Who pays the gift tax?
The donor, not the recipient, typically pays the gift tax. According to the IRS, money or property that is transferred to another person without receiving anything in exchange is a gift. Gifts that exceed a certain value may be subject to a tax.
Do you pay taxes when you receive a gift?
In most cases, no. Assets you receive as a gift or inheritance typically aren’t taxable income at the federal level. However, if the assets later produce income (perhaps they earn interest or dividends, or you collect rent), that income is probably taxable. Also, keep in mind that while there is no federal inheritance tax, some states may impose their own.
» MORE: How capital gains tax works
Is the gift tax deductible?
Gifts of cash or property to family or friends are not tax-deductible.

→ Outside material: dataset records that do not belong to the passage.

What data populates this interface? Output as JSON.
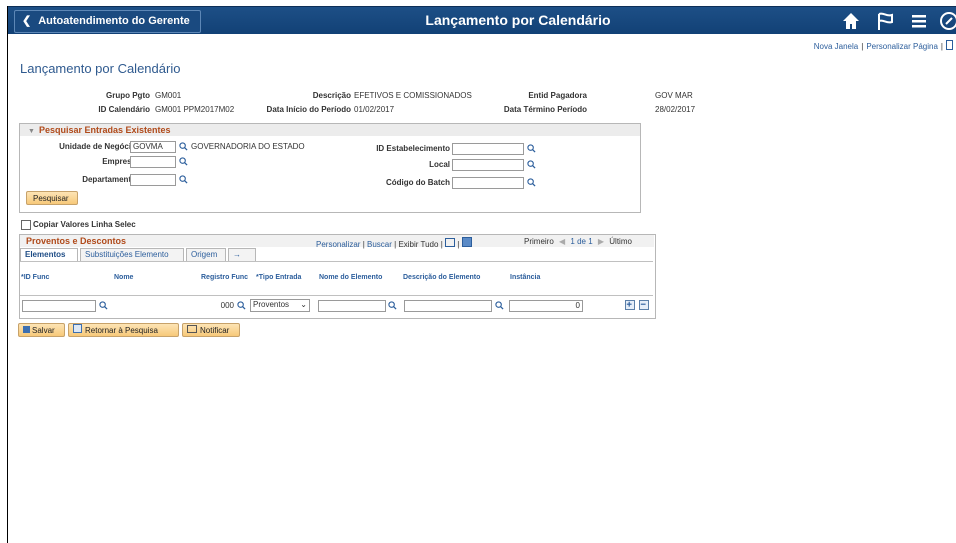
{
  "header": {
    "back_label": "Autoatendimento do Gerente",
    "page_title": "Lançamento por Calendário"
  },
  "toplinks": {
    "new_window": "Nova Janela",
    "personalize_page": "Personalizar Página"
  },
  "page": {
    "title": "Lançamento por Calendário",
    "fields": {
      "grupo_pgto_label": "Grupo Pgto",
      "grupo_pgto_value": "GM001",
      "id_calendario_label": "ID Calendário",
      "id_calendario_value": "GM001 PPM2017M02",
      "descricao_label": "Descrição",
      "descricao_value": "EFETIVOS E COMISSIONADOS",
      "data_inicio_label": "Data Início do Período",
      "data_inicio_value": "01/02/2017",
      "entid_label": "Entid Pagadora",
      "entid_value": "GOV MAR",
      "data_termino_label": "Data Término Período",
      "data_termino_value": "28/02/2017"
    }
  },
  "search": {
    "title": "Pesquisar Entradas Existentes",
    "unidade_label": "Unidade de Negócio",
    "unidade_value": "GOVMA",
    "unidade_desc": "GOVERNADORIA DO ESTADO",
    "empresa_label": "Empresa",
    "empresa_value": "",
    "departamento_label": "Departamento",
    "departamento_value": "",
    "id_estab_label": "ID Estabelecimento",
    "id_estab_value": "",
    "local_label": "Local",
    "local_value": "",
    "batch_label": "Código do Batch",
    "batch_value": "",
    "button": "Pesquisar"
  },
  "copy_label": "Copiar Valores Linha Selec",
  "grid": {
    "title": "Proventos e Descontos",
    "personalize": "Personalizar",
    "buscar": "Buscar",
    "exibir": "Exibir Tudo",
    "first": "Primeiro",
    "range": "1 de 1",
    "last": "Último",
    "tabs": [
      "Elementos",
      "Substituições Elemento",
      "Origem"
    ],
    "columns": [
      "*ID Func",
      "Nome",
      "Registro Func",
      "*Tipo Entrada",
      "Nome do Elemento",
      "Descrição do Elemento",
      "Instância"
    ],
    "row": {
      "id_func": "",
      "registro": "000",
      "tipo": "Proventos",
      "nome_elem": "",
      "desc_elem": "",
      "instancia": "0"
    }
  },
  "bottom": {
    "save": "Salvar",
    "return": "Retornar à Pesquisa",
    "notify": "Notificar"
  }
}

Only charitable donations to qualified nonprofits may be tax-deductible.
How much is the gift tax rate?
Taxpayers typically only pay gift tax on the amounts that exceed the allotted lifetime exclusion, which is $13.61 million in 2024. Gift tax rates range from 18% to 40%. Of course, there are exceptions and special rules for calculating the tax, so check the instructions for IRS Form 709 for all the details.
Common gift tax return triggers
Caring is sharing, but some situations inadvertently lead to a gift tax return, pros say.
Gifting large sums of money to family
If grandparents put, say, $40,000 in a 529 plan for a grandchild, that may trigger the gift tax exclusion because it's over the limit.
A special rule allows gift givers to spread one-time gifts across five years’ worth of gift tax returns to preserve their lifetime gift exclusion.
» MORE: Learn how inherited IRAs work
Paying for vacations, cars or other stuff
If you gift your child $40,000 to help with wedding costs or offer to pay for an expensive honeymoon, this could trigger a gift tax return.
If you’re paying tuition or medical bills, paying the school or hospital directly can help avoid the gift tax return requirement (see the instructions to IRS Form 709 for details).
Giving a laid-back loan
Lending money to friends and family can be tricky, and the IRS can make it even worse. It considers interest-free loans as gifts. Or, if you lend them money and later decide they don't need to repay you, that's also a gift.
Setting up joint bank accounts
“Let’s say you live by Grandma, so for convenience, we're going to put you on Grandma's bank account. Guess what just happened?” Picciurro says. “If you're put as a joint [owner] on a bank account with somebody and you have the right to take the money out at any time, essentially Grandma is giving you a gift.” This applies to joint accounts when the other owner is not your spouse.